Joining in the briefing were Walla Walla County commissioners Greg Tompkins and Jim Johnson.

Troy Suing, an assistant regional planning administrator with the Washington State Department of Transportation, said the department currently has about $2 million to work on Phase 7, which will require about $126 million to complete. There is no funding for Phase 8, which will cost about $250 million.

The $2 million will be used to start obtaining the needed rights of way.

“We’re looking to have public meetings toward the end of July on right of way acquisition,” Suing told commissioners. A total of about $13 million will be needed to acquire all of the right of way for Phase 7, which will extend from the vicinity of Frenchtown to Nine Mile Hill.

Port Executive Director Jim Kuntz said an effort should be made to see if any of the $81 million taken out of the recently approved state transportation budget by Gov. Jay Inslee could be obtained. The money was to be spent planning a replacement bridge that would extend Interstate 5 over the Columbia River in the Vancouver area.

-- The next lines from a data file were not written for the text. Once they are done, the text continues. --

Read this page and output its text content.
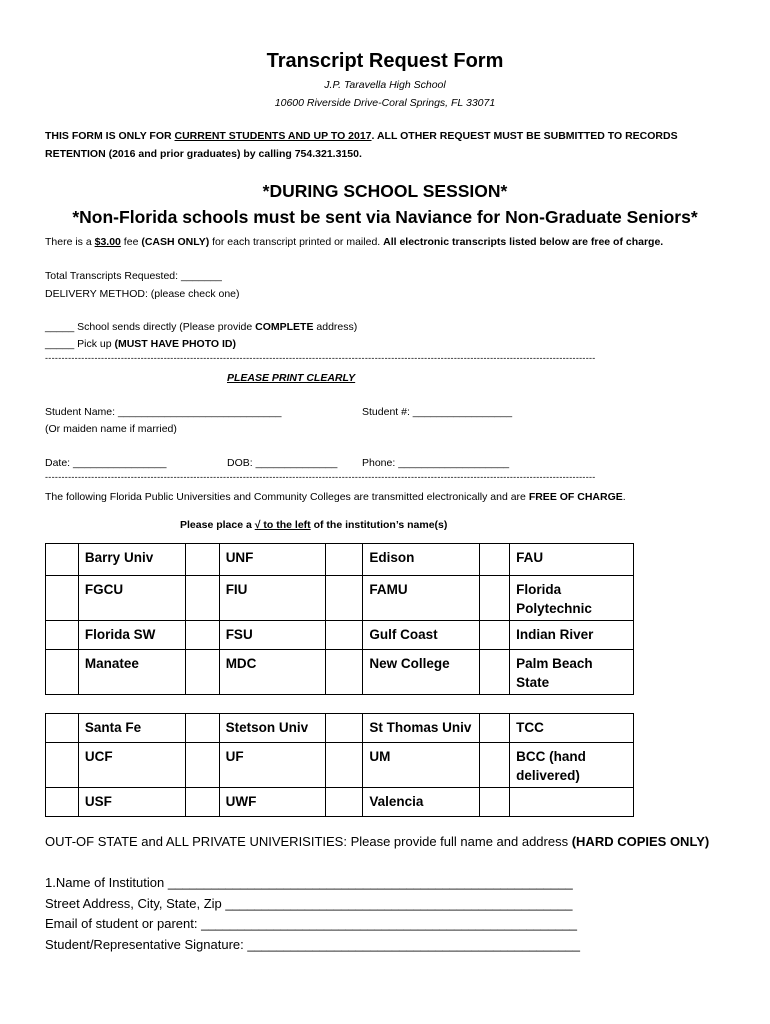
Transcript Request Form
J.P. Taravella High School
10600 Riverside Drive-Coral Springs, FL 33071
THIS FORM IS ONLY FOR CURRENT STUDENTS AND UP TO 2017. ALL OTHER REQUEST MUST BE SUBMITTED TO RECORDS
RETENTION (2016 and prior graduates) by calling 754.321.3150.
*DURING SCHOOL SESSION*
*Non-Florida schools must be sent via Naviance for Non-Graduate Seniors*
There is a $3.00 fee (CASH ONLY) for each transcript printed or mailed. All electronic transcripts listed below are free of charge.
Total Transcripts Requested: _______
DELIVERY METHOD: (please check one)
_____ School sends directly (Please provide COMPLETE address)
_____ Pick up (MUST HAVE PHOTO ID)
-----------------------------------------------------------------------------------------------------------------------------------------------------------------------
PLEASE PRINT CLEARLY
Student Name: ____________________________
(Or maiden name if married)
Student #: _________________
Date: ________________	DOB: ______________ Phone: ___________________
-----------------------------------------------------------------------------------------------------------------------------------------------------------------------
The following Florida Public Universities and Community Colleges are transmitted electronically and are FREE OF CHARGE.
Please place a √ to the left of the institution’s name(s)
	Barry Univ		UNF		Edison		FAU
	FGCU		FIU		FAMU		Florida Polytechnic
	Florida SW		FSU		Gulf Coast		Indian River
	Manatee		MDC		New College		Palm Beach State
	Santa Fe		Stetson Univ		St Thomas Univ		TCC
	UCF		UF		UM		BCC (hand delivered)
	USF		UWF		Valencia		
OUT-OF STATE and ALL PRIVATE UNIVERISITIES: Please provide full name and address (HARD COPIES ONLY)
1.Name of Institution ________________________________________________________
Street Address, City, State, Zip ________________________________________________
Email of student or parent: ____________________________________________________
Student/Representative Signature: ______________________________________________
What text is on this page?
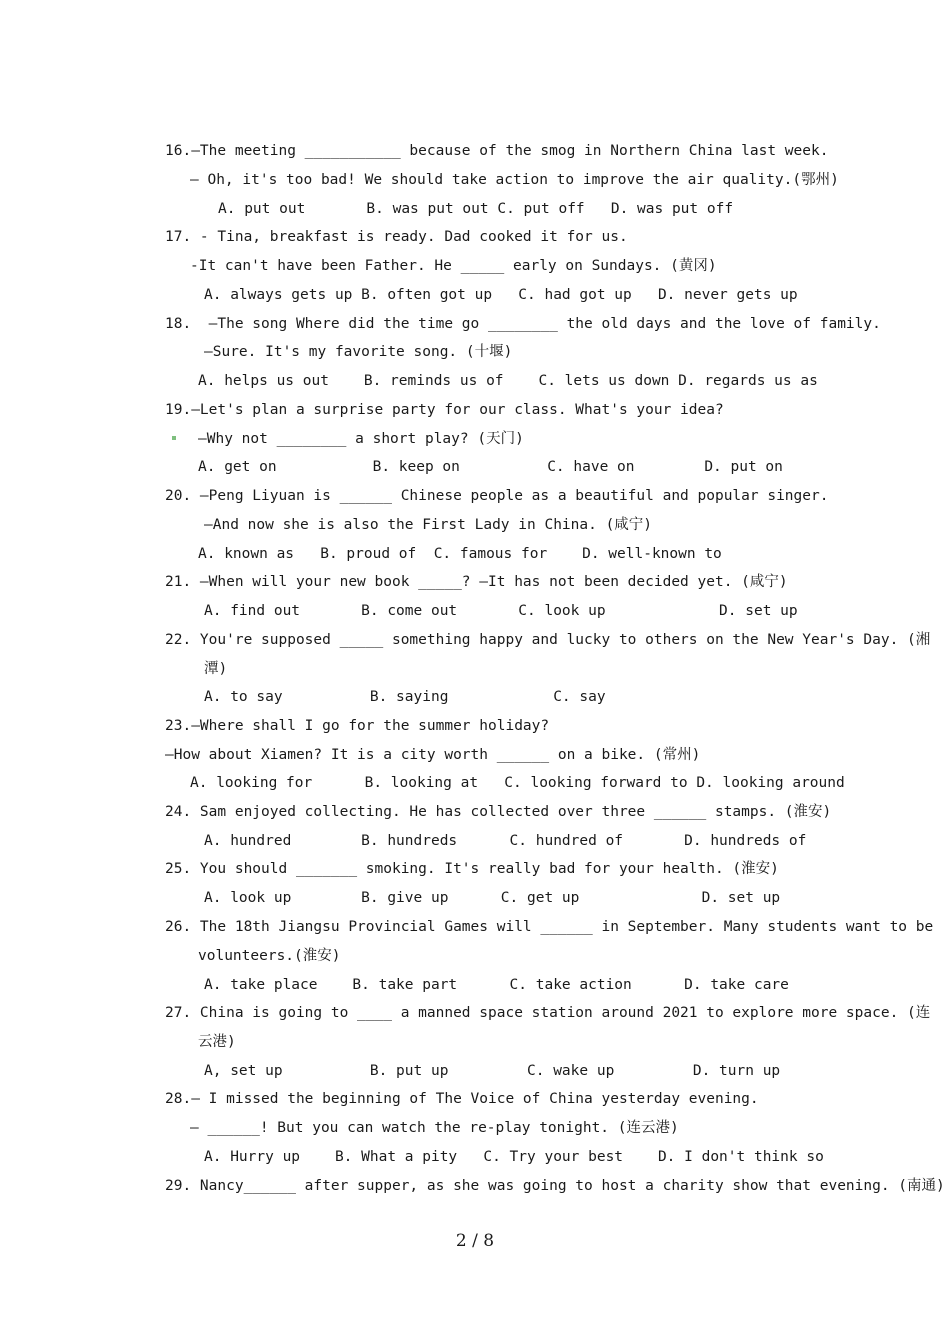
16.—The meeting ___________ because of the smog in Northern China last week.
— Oh, it's too bad! We should take action to improve the air quality.(鄂州)
A. put out       B. was put out C. put off   D. was put off
17. - Tina, breakfast is ready. Dad cooked it for us.
-It can't have been Father. He _____ early on Sundays. (黄冈)
A. always gets up B. often got up   C. had got up   D. never gets up
18.  —The song Where did the time go ________ the old days and the love of family.
—Sure. It's my favorite song. (十堰)
A. helps us out    B. reminds us of    C. lets us down D. regards us as
19.—Let's plan a surprise party for our class. What's your idea?
—Why not ________ a short play? (天门)
A. get on           B. keep on          C. have on        D. put on
20. —Peng Liyuan is ______ Chinese people as a beautiful and popular singer.
—And now she is also the First Lady in China. (咸宁)
A. known as   B. proud of  C. famous for    D. well-known to
21. —When will your new book _____? —It has not been decided yet. (咸宁)
A. find out       B. come out       C. look up             D. set up
22. You're supposed _____ something happy and lucky to others on the New Year's Day. (湘
潭)
A. to say          B. saying            C. say
23.—Where shall I go for the summer holiday?
—How about Xiamen? It is a city worth ______ on a bike. (常州)
A. looking for      B. looking at   C. looking forward to D. looking around
24. Sam enjoyed collecting. He has collected over three ______ stamps. (淮安)
A. hundred        B. hundreds      C. hundred of       D. hundreds of
25. You should _______ smoking. It's really bad for your health. (淮安)
A. look up        B. give up      C. get up              D. set up
26. The 18th Jiangsu Provincial Games will ______ in September. Many students want to be
volunteers.(淮安)
A. take place    B. take part      C. take action      D. take care
27. China is going to ____ a manned space station around 2021 to explore more space. (连
云港)
A, set up          B. put up         C. wake up         D. turn up
28.— I missed the beginning of The Voice of China yesterday evening.
— ______! But you can watch the re-play tonight. (连云港)
A. Hurry up    B. What a pity   C. Try your best    D. I don't think so
29. Nancy______ after supper, as she was going to host a charity show that evening. (南通)
2 / 8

“We may want to work to see if we can get some of that money to do right of way acquisition,” Kuntz said.

Suing said the “big three” items for Phase 7 are the design for four major intersections with existing roads, bridging the Touchet River and efforts to mitigate harm to alkali bees, which are vital to pollination of the high-value alfalfa seed crops grown in the region.

While the main clusters of alkali bee beds are south of the proposed new roadway, Suing said there will be losses among bees flying from beds located in the vicinity of the proposed route.

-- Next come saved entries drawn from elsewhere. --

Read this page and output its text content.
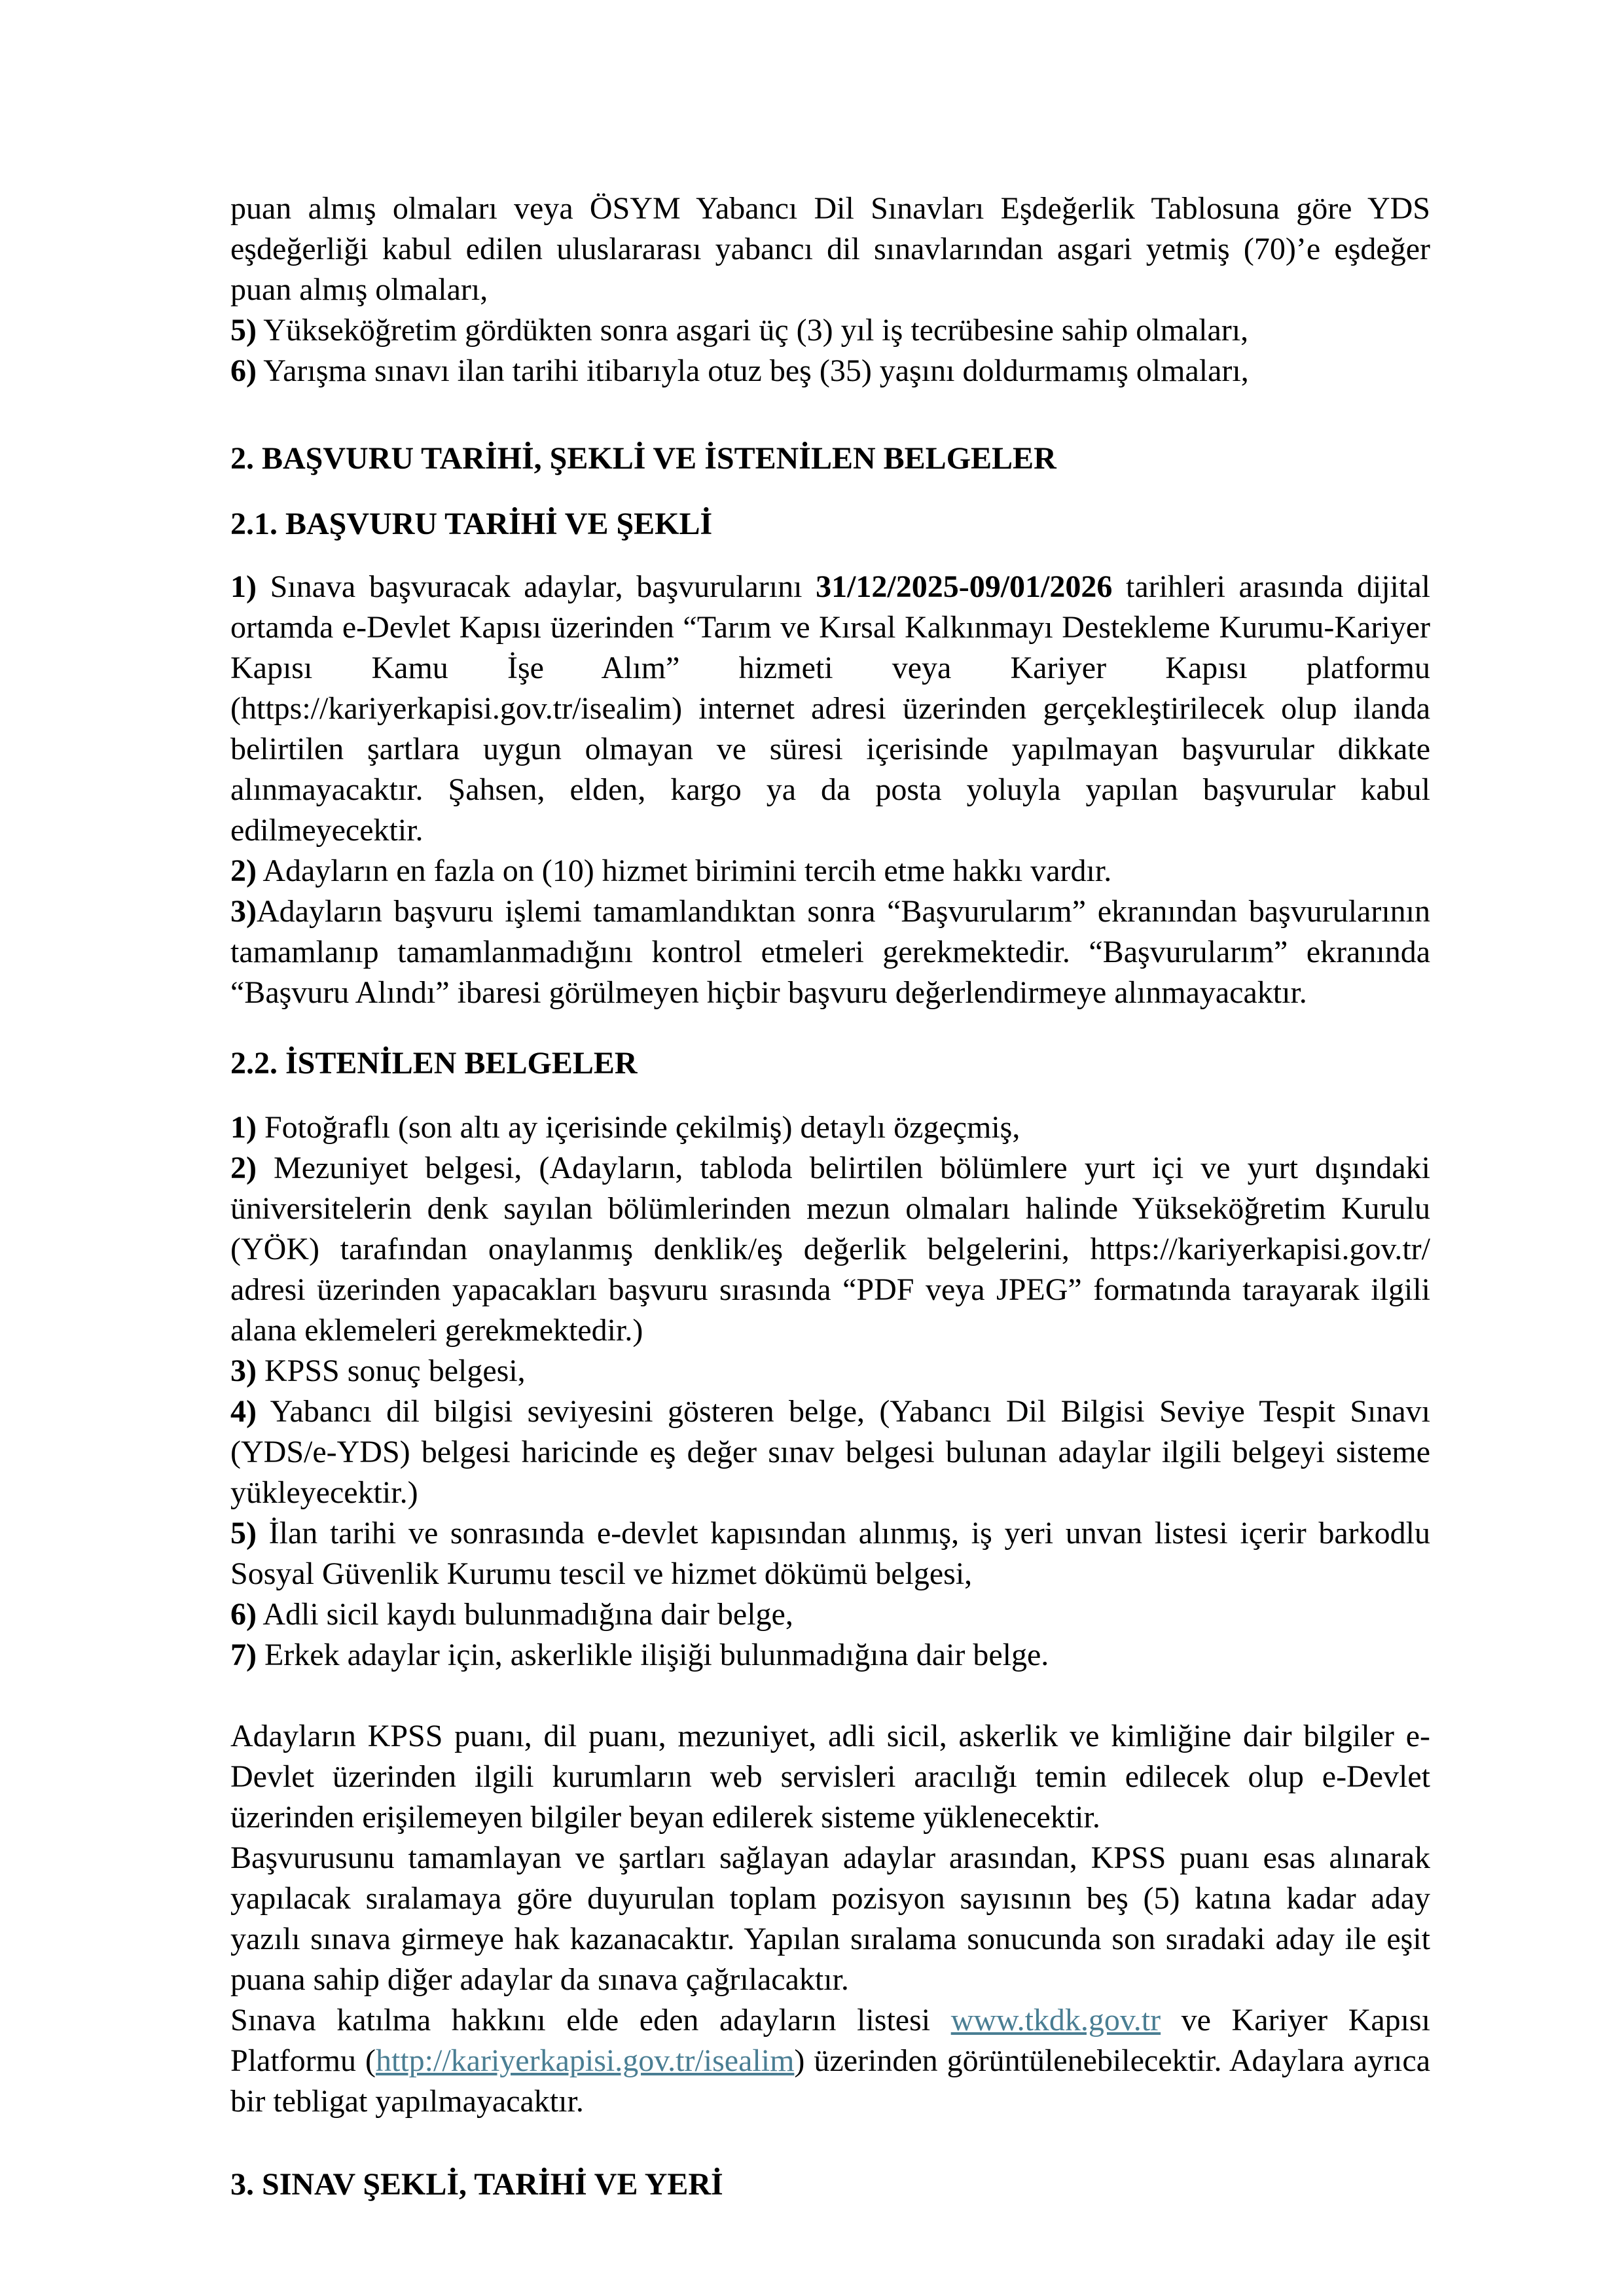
puan almış olmaları veya ÖSYM Yabancı Dil Sınavları Eşdeğerlik Tablosuna göre YDS eşdeğerliği kabul edilen uluslararası yabancı dil sınavlarından asgari yetmiş (70)’e eşdeğer puan almış olmaları,

5) Yükseköğretim gördükten sonra asgari üç (3) yıl iş tecrübesine sahip olmaları,

6) Yarışma sınavı ilan tarihi itibarıyla otuz beş (35) yaşını doldurmamış olmaları,

2. BAŞVURU TARİHİ, ŞEKLİ VE İSTENİLEN BELGELER

2.1. BAŞVURU TARİHİ VE ŞEKLİ

1) Sınava başvuracak adaylar, başvurularını 31/12/2025-09/01/2026 tarihleri arasında dijital ortamda e-Devlet Kapısı üzerinden “Tarım ve Kırsal Kalkınmayı Destekleme Kurumu-Kariyer Kapısı Kamu İşe Alım” hizmeti veya Kariyer Kapısı platformu (https://kariyerkapisi.gov.tr/isealim) internet adresi üzerinden gerçekleştirilecek olup ilanda belirtilen şartlara uygun olmayan ve süresi içerisinde yapılmayan başvurular dikkate alınmayacaktır. Şahsen, elden, kargo ya da posta yoluyla yapılan başvurular kabul edilmeyecektir.

2) Adayların en fazla on (10) hizmet birimini tercih etme hakkı vardır.

3)Adayların başvuru işlemi tamamlandıktan sonra “Başvurularım” ekranından başvurularının tamamlanıp tamamlanmadığını kontrol etmeleri gerekmektedir. “Başvurularım” ekranında “Başvuru Alındı” ibaresi görülmeyen hiçbir başvuru değerlendirmeye alınmayacaktır.

2.2. İSTENİLEN BELGELER

1) Fotoğraflı (son altı ay içerisinde çekilmiş) detaylı özgeçmiş,

2) Mezuniyet belgesi, (Adayların, tabloda belirtilen bölümlere yurt içi ve yurt dışındaki üniversitelerin denk sayılan bölümlerinden mezun olmaları halinde Yükseköğretim Kurulu (YÖK) tarafından onaylanmış denklik/eş değerlik belgelerini, https://kariyerkapisi.gov.tr/ adresi üzerinden yapacakları başvuru sırasında “PDF veya JPEG” formatında tarayarak ilgili alana eklemeleri gerekmektedir.)

3) KPSS sonuç belgesi,

4) Yabancı dil bilgisi seviyesini gösteren belge, (Yabancı Dil Bilgisi Seviye Tespit Sınavı (YDS/e-YDS) belgesi haricinde eş değer sınav belgesi bulunan adaylar ilgili belgeyi sisteme yükleyecektir.)

5) İlan tarihi ve sonrasında e-devlet kapısından alınmış, iş yeri unvan listesi içerir barkodlu Sosyal Güvenlik Kurumu tescil ve hizmet dökümü belgesi,

6) Adli sicil kaydı bulunmadığına dair belge,

7) Erkek adaylar için, askerlikle ilişiği bulunmadığına dair belge.

Adayların KPSS puanı, dil puanı, mezuniyet, adli sicil, askerlik ve kimliğine dair bilgiler e-Devlet üzerinden ilgili kurumların web servisleri aracılığı temin edilecek olup e-Devlet üzerinden erişilemeyen bilgiler beyan edilerek sisteme yüklenecektir.

Başvurusunu tamamlayan ve şartları sağlayan adaylar arasından, KPSS puanı esas alınarak yapılacak sıralamaya göre duyurulan toplam pozisyon sayısının beş (5) katına kadar aday yazılı sınava girmeye hak kazanacaktır. Yapılan sıralama sonucunda son sıradaki aday ile eşit puana sahip diğer adaylar da sınava çağrılacaktır.

Sınava katılma hakkını elde eden adayların listesi www.tkdk.gov.tr ve Kariyer Kapısı Platformu (http://kariyerkapisi.gov.tr/isealim) üzerinden görüntülenebilecektir. Adaylara ayrıca bir tebligat yapılmayacaktır.

3. SINAV ŞEKLİ, TARİHİ VE YERİ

“We’re sensitive to that,” he said. “We’ll be looking at each individual parcel to assess the impacts to each owner.”

But Tompkins said that in his conversations with people in the area, the concerns run deeper regarding the loss of bees exposed traffic on a wider expanse of roadway.

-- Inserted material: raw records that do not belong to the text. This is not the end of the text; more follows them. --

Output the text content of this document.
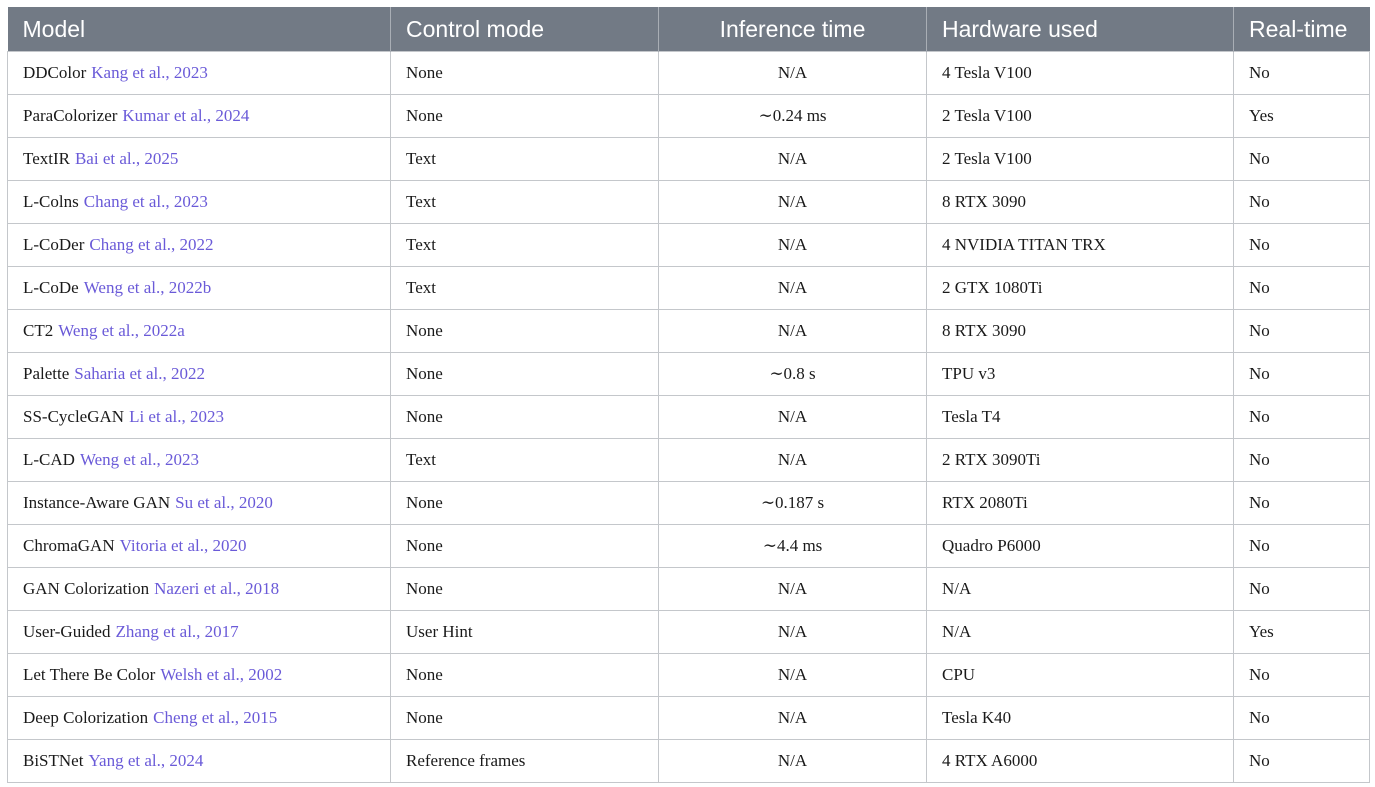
Model	Control mode	Inference time	Hardware used	Real-time
DDColor Kang et al., 2023	None	N/A	4 Tesla V100	No
ParaColorizer Kumar et al., 2024	None	∼0.24 ms	2 Tesla V100	Yes
TextIR Bai et al., 2025	Text	N/A	2 Tesla V100	No
L-Colns Chang et al., 2023	Text	N/A	8 RTX 3090	No
L-CoDer Chang et al., 2022	Text	N/A	4 NVIDIA TITAN TRX	No
L-CoDe Weng et al., 2022b	Text	N/A	2 GTX 1080Ti	No
CT2 Weng et al., 2022a	None	N/A	8 RTX 3090	No
Palette Saharia et al., 2022	None	∼0.8 s	TPU v3	No
SS-CycleGAN Li et al., 2023	None	N/A	Tesla T4	No
L-CAD Weng et al., 2023	Text	N/A	2 RTX 3090Ti	No
Instance-Aware GAN Su et al., 2020	None	∼0.187 s	RTX 2080Ti	No
ChromaGAN Vitoria et al., 2020	None	∼4.4 ms	Quadro P6000	No
GAN Colorization Nazeri et al., 2018	None	N/A	N/A	No
User-Guided Zhang et al., 2017	User Hint	N/A	N/A	Yes
Let There Be Color Welsh et al., 2002	None	N/A	CPU	No
Deep Colorization Cheng et al., 2015	None	N/A	Tesla K40	No
BiSTNet Yang et al., 2024	Reference frames	N/A	4 RTX A6000	No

“The idea to buy land at fair market value is one thing, but what about the impact to future generations?” he asked, referring to the effect a loss of pollinating bees could have on crop yields.

Suing said solutions are being sought, including possibly relocating bee beds.

“We’re definitely looking into that,” he said.

“I just want to make sure that we can, to the best of our ability, take care of these people,” Tompkins answered.

In regard to intersections, Suing said the four major crossings will be at Lower Dry Creek-Buckley Road, Woodward Canyon Road, Touchet North Road and Nine Mile Road.

Current plans call for Nine Mile Road and Touchet North Road to go under the roadway with connecting roadways to access Highway 12. The remaining two intersections will have at-grade crossings similar to those on the present four-laned sections of the highway.

Bridging the Touchet River presents its own challenges, Suing said. Although the stream appears to run in a relatively narrow channel, the area widens considerably during floods, which would demand a much longer, more expensive bridge to clear.

However, engineers believe the issue can be solved by building a 250-foot span over the river along with culverts to channel floodwaters away, he said.